Both procedures are effective in the treatment of carpal tunnel syndrome. Many surgeons prefer the open carpal tunnel release because it is easy to ensure there is adequate relief of tension around the nerve. Furthermore, the incision from an open carpal tunnel release tends to heal well with few problems. Some surgeons have also reported complications of the endoscopic carpal tunnel release due to inadvertent cutting of a nerve.

What are the complications of a carpal tunnel release?
The most common complications of surgical release of the carpal tunnel are injury to the nerve and incision pain. Injury to the nerve usually results in a permanent area of numbness around the base of the thumb; this occurs in about 5-8% of surgeries. Prolonged pain at the site of the incision is uncommon, but can occur in about 1-2% of cases.

Prevention of Carpal Tunnel Syndrome

Carpal tunnel syndrome is best managed in its early stages of the condition. If you feel the onset of symptoms that seem consistent with carpal tunnel syndrome, you should seek medical attention as soon as possible, and begin conservative therapy.
To prevent these symptoms there are a few simple exercises that can easily be done at home. By routinely performing these exercises to warm up the wrist joint, people often avoid the symptoms of carpal tunnel syndrome.

If you are going to be working with your hands for an extended period of time, whether it be at the computer, in the shop, or in the gym, you should always stretch and warm-up the joint. Furthermore, the are ways to maintain the joint in a 'wrist-neutral' position; this decreases the pressure in the carpal tunnel. A wrist brace can help keep the wrist in this position.

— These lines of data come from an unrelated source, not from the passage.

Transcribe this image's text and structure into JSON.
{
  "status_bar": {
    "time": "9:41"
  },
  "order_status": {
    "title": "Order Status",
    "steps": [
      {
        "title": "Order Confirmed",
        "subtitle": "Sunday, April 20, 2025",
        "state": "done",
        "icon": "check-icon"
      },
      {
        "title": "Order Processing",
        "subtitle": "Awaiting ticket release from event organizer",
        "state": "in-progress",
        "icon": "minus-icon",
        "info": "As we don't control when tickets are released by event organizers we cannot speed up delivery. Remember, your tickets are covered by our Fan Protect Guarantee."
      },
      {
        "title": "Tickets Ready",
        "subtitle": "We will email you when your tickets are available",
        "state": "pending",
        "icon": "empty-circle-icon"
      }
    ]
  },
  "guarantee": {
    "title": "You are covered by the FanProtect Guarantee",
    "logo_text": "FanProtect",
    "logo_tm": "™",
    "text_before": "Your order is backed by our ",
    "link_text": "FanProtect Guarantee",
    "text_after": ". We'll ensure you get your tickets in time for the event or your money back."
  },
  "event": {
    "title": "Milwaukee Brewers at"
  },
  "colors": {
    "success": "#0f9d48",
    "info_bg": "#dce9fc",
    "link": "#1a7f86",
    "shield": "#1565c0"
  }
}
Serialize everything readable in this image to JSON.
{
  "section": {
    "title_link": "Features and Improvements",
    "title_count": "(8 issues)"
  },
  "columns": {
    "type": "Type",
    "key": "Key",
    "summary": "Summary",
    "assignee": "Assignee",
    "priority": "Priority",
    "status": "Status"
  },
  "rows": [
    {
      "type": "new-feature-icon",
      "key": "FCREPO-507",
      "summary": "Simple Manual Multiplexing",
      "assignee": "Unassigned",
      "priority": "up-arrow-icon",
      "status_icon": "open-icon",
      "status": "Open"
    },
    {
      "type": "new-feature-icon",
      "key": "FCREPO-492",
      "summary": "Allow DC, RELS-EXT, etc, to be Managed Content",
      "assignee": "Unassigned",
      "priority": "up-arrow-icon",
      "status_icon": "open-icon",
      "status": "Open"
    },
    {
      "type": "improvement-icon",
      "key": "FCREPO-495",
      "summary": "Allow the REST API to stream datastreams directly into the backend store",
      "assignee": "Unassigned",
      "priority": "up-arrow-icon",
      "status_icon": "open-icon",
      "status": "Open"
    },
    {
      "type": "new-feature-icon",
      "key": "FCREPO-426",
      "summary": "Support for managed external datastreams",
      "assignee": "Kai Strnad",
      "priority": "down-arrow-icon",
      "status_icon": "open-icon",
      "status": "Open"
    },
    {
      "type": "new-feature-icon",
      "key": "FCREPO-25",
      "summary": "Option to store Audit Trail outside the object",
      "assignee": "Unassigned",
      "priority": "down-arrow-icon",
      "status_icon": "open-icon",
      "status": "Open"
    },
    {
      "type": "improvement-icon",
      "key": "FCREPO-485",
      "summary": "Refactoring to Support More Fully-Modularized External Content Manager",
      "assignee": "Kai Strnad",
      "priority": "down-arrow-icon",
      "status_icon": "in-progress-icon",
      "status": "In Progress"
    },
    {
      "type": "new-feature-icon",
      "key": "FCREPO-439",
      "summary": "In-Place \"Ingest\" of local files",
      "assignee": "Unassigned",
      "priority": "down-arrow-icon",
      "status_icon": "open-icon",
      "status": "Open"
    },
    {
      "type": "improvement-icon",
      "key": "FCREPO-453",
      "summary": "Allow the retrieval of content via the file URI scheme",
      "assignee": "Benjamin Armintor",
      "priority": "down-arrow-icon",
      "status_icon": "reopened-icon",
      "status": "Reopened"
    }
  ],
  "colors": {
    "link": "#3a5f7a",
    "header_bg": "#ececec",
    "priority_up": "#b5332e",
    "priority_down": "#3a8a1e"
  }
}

At the keyboard you can use a cushioned "wrist rest;" also, specially modified keyboards and computer mice are being developed and tested as alternatives to traditional equipment. Sports-related carpal tunnel syndrome can be prevented with proper technique and braces that support the wrist during activities.

Sources:
Adams, BD. "Endoscopic Carpal Tunnel Release" J. Am. Acad. Ortho. Surg., May 1994; 2: 179 - 184.

Osterman AL, Whitman M, Porta LD. "Nonoperative carpal tunnel syndrome treatment" Hand Clin. 2002 May;18(2):279-89.